While it has long been held that all cognitive abilities decline with age, new research shows that some of these abilities can actually improve over a lifetime.
The findings, published in Nature Human Behavior, show that two key brain functions, focusing and attending to new information, can in fact improve in older individuals. These functions underlie key aspects of cognition including memory, decision making, and self-control, and even navigation, math, language and reading.
“These results are amazing, and have important consequences for how we should view aging,” said senior investigator, Michael T Ullman, PhD, a professor in the Department of Neuroscience and director of Georgetown’s Brain and Language Lab.
“People have widely assumed that attention and executive functions decline with age, despite intriguing hints from some smaller-scale studies that raised questions about these assumptions,” he said. “But the results from our large study indicate that critical elements of these abilities actually improve during aging, likely because we simply practice these skills throughout our life.”
“This is all the more important because of the rapidly aging population, both in the U.S. and around the world,” Ullman said, adding that with further research, it may be possible to deliberately improve these skills to protect against cognitive decline.
The research team explored three separate components of attention and executive function in a group of 702 participants aged 58 to 98. This age range was chosen since this is when cognition often changes the most during aging.

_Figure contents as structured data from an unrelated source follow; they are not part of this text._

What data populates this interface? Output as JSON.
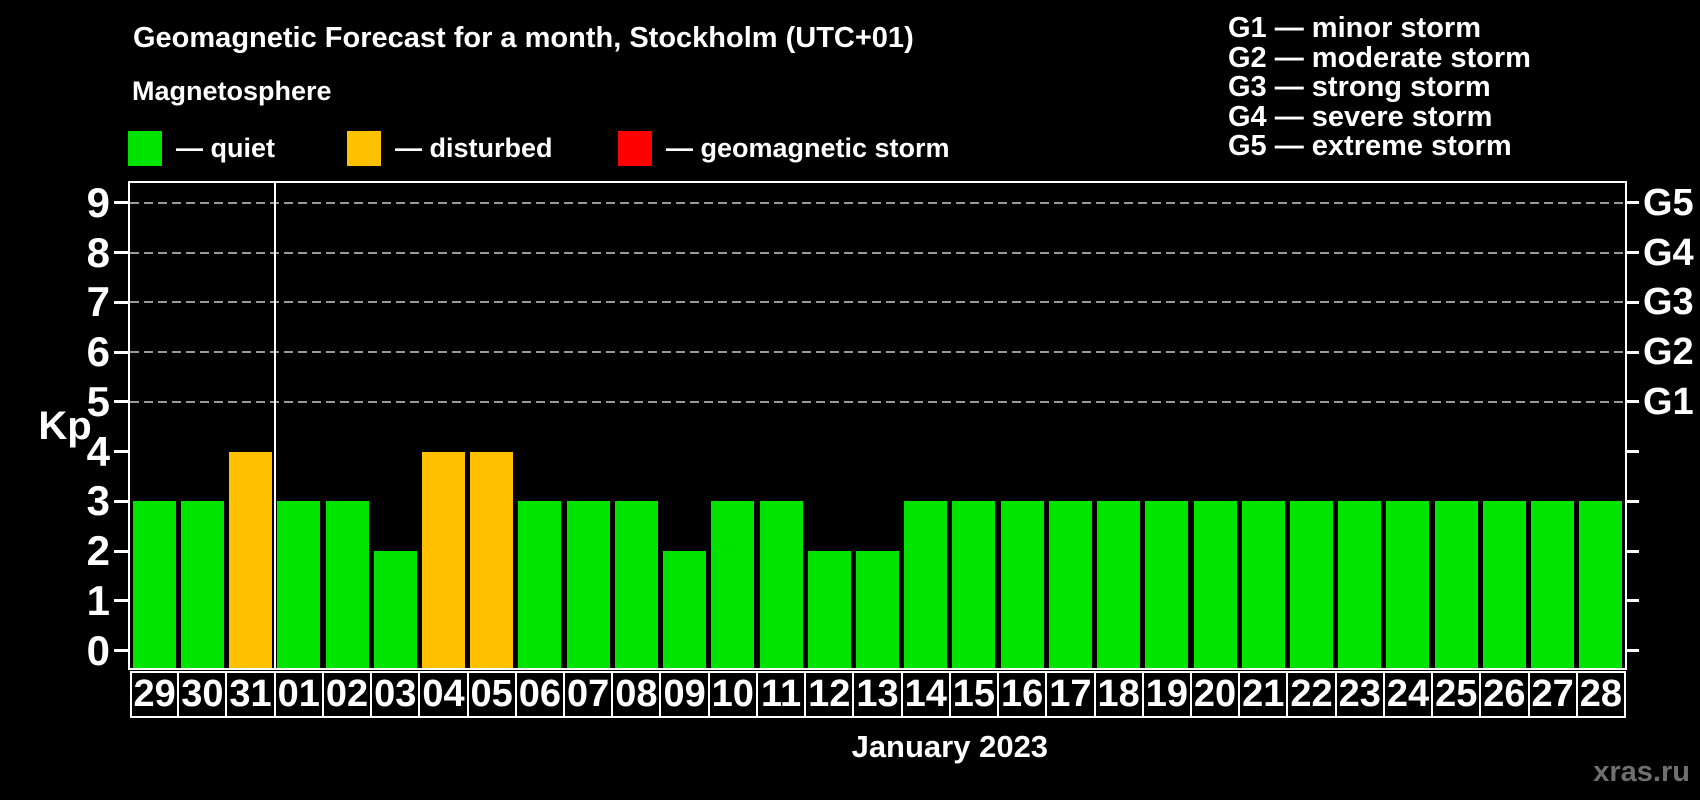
{
  "title": "Geomagnetic Forecast for a month, Stockholm (UTC+01)",
  "subtitle": "Magnetosphere",
  "legend": {
    "items": [
      {
        "name": "quiet",
        "label": "— quiet",
        "color": "#00e400"
      },
      {
        "name": "disturbed",
        "label": "— disturbed",
        "color": "#ffc000"
      },
      {
        "name": "storm",
        "label": "— geomagnetic storm",
        "color": "#ff0000"
      }
    ]
  },
  "g_legend": {
    "lines": [
      "G1 — minor storm",
      "G2 — moderate storm",
      "G3 — strong storm",
      "G4 — severe storm",
      "G5 — extreme storm"
    ]
  },
  "watermark": "xras.ru",
  "colors": {
    "background": "#000000",
    "text": "#ffffff",
    "quiet": "#00e400",
    "disturbed": "#ffc000",
    "storm": "#ff0000",
    "grid": "#999999",
    "axis": "#ffffff",
    "watermark": "#6f6f6f"
  },
  "chart_data": {
    "type": "bar",
    "title": "Geomagnetic Forecast for a month, Stockholm (UTC+01)",
    "subtitle": "Magnetosphere",
    "xlabel": "January 2023",
    "ylabel": "Kp",
    "ylim": [
      0,
      9
    ],
    "yticks": [
      0,
      1,
      2,
      3,
      4,
      5,
      6,
      7,
      8,
      9
    ],
    "grid_levels": [
      5,
      6,
      7,
      8,
      9
    ],
    "grid_style": "dashed",
    "legend_position": "top-left",
    "categories": [
      "29",
      "30",
      "31",
      "01",
      "02",
      "03",
      "04",
      "05",
      "06",
      "07",
      "08",
      "09",
      "10",
      "11",
      "12",
      "13",
      "14",
      "15",
      "16",
      "17",
      "18",
      "19",
      "20",
      "21",
      "22",
      "23",
      "24",
      "25",
      "26",
      "27",
      "28"
    ],
    "values": [
      3,
      3,
      4,
      3,
      3,
      2,
      4,
      4,
      3,
      3,
      3,
      2,
      3,
      3,
      2,
      2,
      3,
      3,
      3,
      3,
      3,
      3,
      3,
      3,
      3,
      3,
      3,
      3,
      3,
      3,
      3
    ],
    "states": [
      "quiet",
      "quiet",
      "disturbed",
      "quiet",
      "quiet",
      "quiet",
      "disturbed",
      "disturbed",
      "quiet",
      "quiet",
      "quiet",
      "quiet",
      "quiet",
      "quiet",
      "quiet",
      "quiet",
      "quiet",
      "quiet",
      "quiet",
      "quiet",
      "quiet",
      "quiet",
      "quiet",
      "quiet",
      "quiet",
      "quiet",
      "quiet",
      "quiet",
      "quiet",
      "quiet",
      "quiet"
    ],
    "state_rule": "Kp<4 quiet (green), Kp=4 disturbed (orange), Kp>=5 geomagnetic storm (red)",
    "month_boundary_after_index": 2,
    "right_axis_labels": [
      {
        "kp": 5,
        "label": "G1"
      },
      {
        "kp": 6,
        "label": "G2"
      },
      {
        "kp": 7,
        "label": "G3"
      },
      {
        "kp": 8,
        "label": "G4"
      },
      {
        "kp": 9,
        "label": "G5"
      }
    ]
  }
}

The components they studied are the brain networks involved in alerting, orienting and executive inhibition. Each has different characteristics and relies on different brain areas and different neurochemicals and genes. Therefore, Ullman and Veríssimo reasoned, the networks may also show different aging patterns.

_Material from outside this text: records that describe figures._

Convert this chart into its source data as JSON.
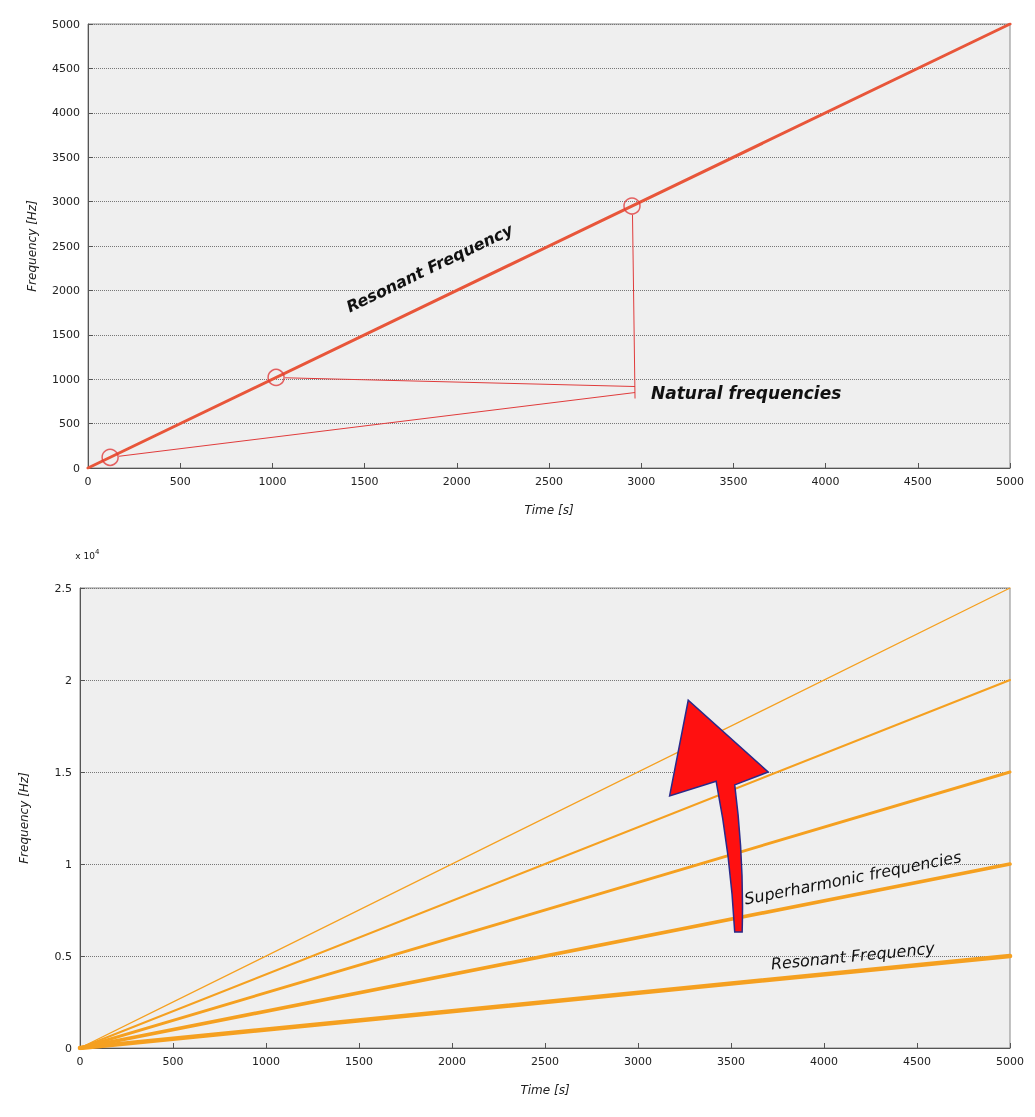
{
  "chart_data": [
    {
      "type": "line",
      "xlabel": "Time [s]",
      "ylabel": "Frequency [Hz]",
      "xlim": [
        0,
        5000
      ],
      "ylim": [
        0,
        5000
      ],
      "xticks": [
        0,
        500,
        1000,
        1500,
        2000,
        2500,
        3000,
        3500,
        4000,
        4500,
        5000
      ],
      "yticks": [
        0,
        500,
        1000,
        1500,
        2000,
        2500,
        3000,
        3500,
        4000,
        4500,
        5000
      ],
      "grid": "y",
      "marker": "none",
      "series": [
        {
          "color": "#e8563a",
          "x": [
            0,
            5000
          ],
          "values": [
            0,
            5000
          ]
        },
        {
          "type": "scatter",
          "marker": "circle",
          "color": "#e03c3c",
          "x": [
            120,
            1020,
            2950
          ],
          "values": [
            120,
            1020,
            2950
          ]
        }
      ],
      "annotations": [
        "Resonant Frequency",
        {
          "text": "Natural frequencies",
          "x": 1020,
          "y": 1020
        }
      ]
    },
    {
      "type": "line",
      "xlabel": "Time [s]",
      "ylabel": "Frequency [Hz]",
      "xlim": [
        0,
        5000
      ],
      "ylim": [
        0,
        2.5
      ],
      "xticks": [
        0,
        500,
        1000,
        1500,
        2000,
        2500,
        3000,
        3500,
        4000,
        4500,
        5000
      ],
      "yticks": [
        0,
        0.5,
        1,
        1.5,
        2,
        2.5
      ],
      "grid": "y",
      "marker": "none",
      "series": [
        {
          "color": "#f5a020",
          "x": [
            0,
            5000
          ],
          "values": [
            0,
            0.5
          ]
        },
        {
          "color": "#f5a020",
          "x": [
            0,
            5000
          ],
          "values": [
            0,
            1
          ]
        },
        {
          "color": "#f5a020",
          "x": [
            0,
            5000
          ],
          "values": [
            0,
            1.5
          ]
        },
        {
          "color": "#f5a020",
          "x": [
            0,
            5000
          ],
          "values": [
            0,
            2
          ]
        },
        {
          "color": "#f5a020",
          "x": [
            0,
            5000
          ],
          "values": [
            0,
            2.5
          ]
        }
      ],
      "annotations": [
        "x 10$^{4}$",
        "Superharmonic frequencies",
        "Resonant Frequency"
      ]
    }
  ]
}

Alerting is characterised by a state of enhanced vigilance and preparedness, while orienting involves shifting brain resources to a particular location in space. The executive network inhibits distracting or conflicting information, allowing us to focus on what’s important.
“We use all three processes constantly,” Veríssimo explains. “For example, when you are driving a car, alerting is your increased preparedness when you approach an intersection. Orienting occurs when you shift your attention to an unexpected movement, such as a pedestrian. And executive function allows you to inhibit distractions such as birds or billboards so you can stay focused on driving.”
Surprisingly, only alerting abilities declined with age while both orienting and executive inhibition actually improved.
The researchers hypothesis is that because orienting and inhibition are simply skills that allow selective attention, these skills can improve with lifelong practice. Ullman and Veríssimo suggest that these gains can be large enough to outweigh the underlying neural declines. Alerting declines, they believe, because this basic state of vigilance and preparedness cannot improve with practice.
“Because of the relatively large number of participants, and because we ruled out numerous alternative explanations, the findings should be reliable and so may apply quite broadly,” Veríssimo said, adding that “because orienting and inhibitory skills underlie numerous behaviors, the results have wide-ranging implications.”
“The findings not only change our view of how aging affects the mind, but may also lead to clinical improvements, including for patients with aging disorders such as Alzheimer’s disease,” said Ullman.